Methods A patient with a large, fusiform, partially thrombosed vertebrobasilar artery aneurysm was recruited for research study after institutional review board approval. We used simple endovascular techniques to collect cells from the patient’s vertebrobasilar artery aneurysm and their femoral artery during flow-diverting stent placement. The biopsied cells underwent fluorescence-activated cell sorting (FACS) to isolate viable endotheilal cells. Then, RNA was extracted and cDNA libraries generated using the Smart-seq2 protocol on the Fluidigm C1 platform, followed by sequencing using a Illumina HiSeq2500. Gene expression levels were calculated and filtered as read per kilobase per million mapped reads (RPKM). Principal component analysis, differential gene expression analysis, gene ontology and biological pathway analysis was performed to identify candidate genes and expression pathways related to disease pathogenesis and potential medical therapy.

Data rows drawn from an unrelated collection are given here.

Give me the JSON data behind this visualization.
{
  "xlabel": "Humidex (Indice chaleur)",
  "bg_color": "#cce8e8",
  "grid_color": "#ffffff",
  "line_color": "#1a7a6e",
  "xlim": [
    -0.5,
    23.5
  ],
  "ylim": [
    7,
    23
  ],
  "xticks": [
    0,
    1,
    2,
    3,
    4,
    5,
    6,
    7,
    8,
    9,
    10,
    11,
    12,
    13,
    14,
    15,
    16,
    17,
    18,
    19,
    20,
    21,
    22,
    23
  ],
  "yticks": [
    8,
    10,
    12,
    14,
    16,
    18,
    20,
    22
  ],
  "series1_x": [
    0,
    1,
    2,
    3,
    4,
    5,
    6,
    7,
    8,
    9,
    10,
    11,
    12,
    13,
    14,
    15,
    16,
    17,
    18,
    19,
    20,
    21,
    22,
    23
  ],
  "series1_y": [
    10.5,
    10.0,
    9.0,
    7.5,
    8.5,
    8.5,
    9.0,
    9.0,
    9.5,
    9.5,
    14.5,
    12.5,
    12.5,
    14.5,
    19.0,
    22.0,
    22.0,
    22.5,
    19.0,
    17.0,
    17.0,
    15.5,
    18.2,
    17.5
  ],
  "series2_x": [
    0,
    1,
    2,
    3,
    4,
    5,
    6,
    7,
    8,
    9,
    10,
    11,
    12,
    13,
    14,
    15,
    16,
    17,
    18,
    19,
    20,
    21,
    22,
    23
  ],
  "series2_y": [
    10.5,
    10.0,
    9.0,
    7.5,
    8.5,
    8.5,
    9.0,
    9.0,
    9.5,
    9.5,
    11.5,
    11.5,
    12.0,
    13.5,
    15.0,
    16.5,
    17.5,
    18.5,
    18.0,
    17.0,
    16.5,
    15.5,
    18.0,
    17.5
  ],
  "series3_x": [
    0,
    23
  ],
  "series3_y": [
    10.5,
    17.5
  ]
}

Results Flow-diverting stents were placed in the ipsilateral vertebral artery, and the contralateral vertebral artery was occluded using coils. The vertebrobasilar aneurysm continued to grow and the patient suffered worsening mass effect on the brainstem before entering hospice care. Gene expression analysis identified significant differences in human leukocyte antigen gene complex series (HLAs) and interferon signaling exonuclease genes, implicating a strong role for the immune system in the progression of this patient’s aneurysms. In parallel, the patient underwent occipital artery to anterior inferior cerebellar artery (AICA) bypass to treat a separate AICA aneurysm. Histologic evaluation of a resected occipital artery segment demonstrated necrotizing transmural vasculitis compatible with polyarteritis nodosa.
Conclusion Endovascular biopsy can be performed to obtain aneurysmal tissue with low risk. Analysis of the collected endothelial cells may yield insight into disease pathogenesis and therapeutic alternatives.
Disclosures K. Narsinh: None. K. Narsinh: None. D. McCoy: None. Z. Sun: None. E. Winkler: None. A. Abla: None. D. Cooke: None.